Another is that someone else skates lights out and gives that emotional performance, that special Olympic moment with the same impact of Jamie Sale and David Pelletier's "Love Story" free skate that broke the flying camel's back and ushered in a new judging system. If that someone wins the gold medal, the elephant in the room stomps off in a huff and Mr. and Mrs. So-And-So rejoice and keep watching skating.

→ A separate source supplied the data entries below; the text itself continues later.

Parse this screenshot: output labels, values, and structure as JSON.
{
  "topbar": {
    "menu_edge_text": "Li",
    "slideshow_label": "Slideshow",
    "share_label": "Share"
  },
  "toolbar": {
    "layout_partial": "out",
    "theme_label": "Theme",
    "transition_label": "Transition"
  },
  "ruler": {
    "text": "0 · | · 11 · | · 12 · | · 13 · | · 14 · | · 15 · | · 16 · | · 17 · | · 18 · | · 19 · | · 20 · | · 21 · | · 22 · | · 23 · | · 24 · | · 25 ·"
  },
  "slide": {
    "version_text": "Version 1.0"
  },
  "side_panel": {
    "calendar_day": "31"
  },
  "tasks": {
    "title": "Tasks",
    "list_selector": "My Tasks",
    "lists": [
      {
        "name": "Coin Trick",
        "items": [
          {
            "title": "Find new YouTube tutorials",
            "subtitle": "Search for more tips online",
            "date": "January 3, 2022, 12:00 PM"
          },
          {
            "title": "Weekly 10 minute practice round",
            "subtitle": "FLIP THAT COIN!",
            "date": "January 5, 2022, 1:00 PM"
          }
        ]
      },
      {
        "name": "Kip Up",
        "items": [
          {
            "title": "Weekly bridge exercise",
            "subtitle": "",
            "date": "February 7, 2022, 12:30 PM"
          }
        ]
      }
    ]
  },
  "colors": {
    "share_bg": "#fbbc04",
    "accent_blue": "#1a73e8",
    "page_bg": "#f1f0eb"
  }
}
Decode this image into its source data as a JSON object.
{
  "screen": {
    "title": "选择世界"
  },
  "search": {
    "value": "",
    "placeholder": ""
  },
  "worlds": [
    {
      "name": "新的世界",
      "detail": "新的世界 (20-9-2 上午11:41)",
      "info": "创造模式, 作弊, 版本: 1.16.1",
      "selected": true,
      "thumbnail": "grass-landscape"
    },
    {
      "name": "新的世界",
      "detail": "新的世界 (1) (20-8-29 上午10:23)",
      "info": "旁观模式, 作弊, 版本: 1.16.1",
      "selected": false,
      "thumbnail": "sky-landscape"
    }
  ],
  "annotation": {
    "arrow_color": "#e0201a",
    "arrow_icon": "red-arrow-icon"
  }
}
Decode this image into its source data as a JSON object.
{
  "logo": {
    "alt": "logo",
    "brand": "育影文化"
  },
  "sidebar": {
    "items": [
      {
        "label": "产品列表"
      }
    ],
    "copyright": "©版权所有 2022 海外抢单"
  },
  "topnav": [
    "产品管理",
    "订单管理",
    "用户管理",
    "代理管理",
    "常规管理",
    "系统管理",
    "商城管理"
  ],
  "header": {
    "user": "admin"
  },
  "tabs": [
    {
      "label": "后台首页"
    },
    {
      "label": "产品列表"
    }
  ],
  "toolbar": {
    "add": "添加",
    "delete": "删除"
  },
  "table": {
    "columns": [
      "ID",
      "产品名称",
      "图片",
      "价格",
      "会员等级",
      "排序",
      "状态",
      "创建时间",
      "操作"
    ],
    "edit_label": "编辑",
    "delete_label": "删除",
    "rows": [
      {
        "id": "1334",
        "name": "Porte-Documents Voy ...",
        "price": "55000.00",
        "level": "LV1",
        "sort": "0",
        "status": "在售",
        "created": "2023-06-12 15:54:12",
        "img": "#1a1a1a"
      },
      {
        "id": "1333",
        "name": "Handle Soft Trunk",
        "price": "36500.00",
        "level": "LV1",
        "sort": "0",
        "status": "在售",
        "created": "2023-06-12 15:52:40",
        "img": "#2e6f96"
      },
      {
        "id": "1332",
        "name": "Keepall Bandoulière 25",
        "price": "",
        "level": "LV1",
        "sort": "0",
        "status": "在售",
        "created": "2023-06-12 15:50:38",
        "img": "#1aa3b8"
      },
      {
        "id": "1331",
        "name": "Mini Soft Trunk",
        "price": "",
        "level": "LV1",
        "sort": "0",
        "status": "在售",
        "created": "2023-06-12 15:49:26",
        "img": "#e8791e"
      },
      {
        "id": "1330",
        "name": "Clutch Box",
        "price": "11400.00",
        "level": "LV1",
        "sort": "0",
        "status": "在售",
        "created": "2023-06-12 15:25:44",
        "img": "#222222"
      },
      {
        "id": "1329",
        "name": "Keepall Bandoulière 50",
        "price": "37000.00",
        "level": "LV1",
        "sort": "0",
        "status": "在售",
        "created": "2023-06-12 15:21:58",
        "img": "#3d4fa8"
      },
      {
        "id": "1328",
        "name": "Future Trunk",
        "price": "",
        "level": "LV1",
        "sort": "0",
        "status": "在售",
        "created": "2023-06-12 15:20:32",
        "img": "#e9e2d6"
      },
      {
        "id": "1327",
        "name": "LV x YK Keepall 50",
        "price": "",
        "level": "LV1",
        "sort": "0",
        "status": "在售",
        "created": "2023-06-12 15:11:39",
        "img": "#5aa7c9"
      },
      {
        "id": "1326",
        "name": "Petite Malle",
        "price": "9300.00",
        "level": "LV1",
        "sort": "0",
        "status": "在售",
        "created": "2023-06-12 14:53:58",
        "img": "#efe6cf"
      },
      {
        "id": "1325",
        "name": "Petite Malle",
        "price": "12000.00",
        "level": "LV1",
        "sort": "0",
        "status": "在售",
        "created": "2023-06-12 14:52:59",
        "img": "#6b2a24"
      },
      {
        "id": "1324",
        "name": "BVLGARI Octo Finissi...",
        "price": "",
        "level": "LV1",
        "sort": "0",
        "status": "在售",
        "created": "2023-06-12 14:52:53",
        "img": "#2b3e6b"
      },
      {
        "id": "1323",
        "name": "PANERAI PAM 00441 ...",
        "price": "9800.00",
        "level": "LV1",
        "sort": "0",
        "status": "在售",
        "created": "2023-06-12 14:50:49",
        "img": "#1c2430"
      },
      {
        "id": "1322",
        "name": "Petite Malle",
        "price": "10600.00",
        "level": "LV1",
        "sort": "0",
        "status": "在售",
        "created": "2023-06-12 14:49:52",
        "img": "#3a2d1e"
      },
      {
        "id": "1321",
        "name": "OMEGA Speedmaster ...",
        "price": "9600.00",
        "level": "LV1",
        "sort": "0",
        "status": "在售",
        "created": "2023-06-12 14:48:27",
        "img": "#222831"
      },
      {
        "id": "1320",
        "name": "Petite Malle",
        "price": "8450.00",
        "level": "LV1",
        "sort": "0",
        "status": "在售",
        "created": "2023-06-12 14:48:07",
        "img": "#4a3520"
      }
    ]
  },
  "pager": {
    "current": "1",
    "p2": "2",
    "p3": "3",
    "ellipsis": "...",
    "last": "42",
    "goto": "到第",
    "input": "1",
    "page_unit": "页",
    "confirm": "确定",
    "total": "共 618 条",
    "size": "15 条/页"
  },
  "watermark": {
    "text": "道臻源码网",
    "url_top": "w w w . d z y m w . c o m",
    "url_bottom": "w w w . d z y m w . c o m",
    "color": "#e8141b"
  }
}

The third scenario - and call it a hunch - is the most likely one. Someone wins a medal with an error plagued program with no emotional impact over someone who skates fabulously and Mr. and Mrs. So-And-So stare at their TV in disbelief and disgust, just as they did when watching the 2002 Winter Olympics in Salt Lake City. Lesley Lutz is robbed. That's pretty much the only thing that could possibly change the IJS system at this point until someone finally succeeds Ottavio "Speedy" Cinquanta as ISU President. And you know full well that if someone with any brain in their heads or sense of marketing gets in there, that's exactly what they're going to do anyway. The sad truth is that it may take that sacrificial lamb with a lights out, awe inspiring program and performance being robbed on skating's biggest stage to change things. Never forget that the Winter Olympics draws out a lot more viewers than any live feed ever will, and what skating fans may tolerate, the general public and media won't. If you think they care about someone's level on their spin combination you're sadly mistaken. They judge what they see and rejoice in the best performance. Let's hope and pray it doesn't come to that sacrificial lamb scenario but my spidey sense has an uneasy feeling. But what do I know? Bring on the floor routines. That seems to be what a lot of people want. Not this big old flamer, and I'm not afraid to 'scream it from the rooftops'. Who's got a ladder?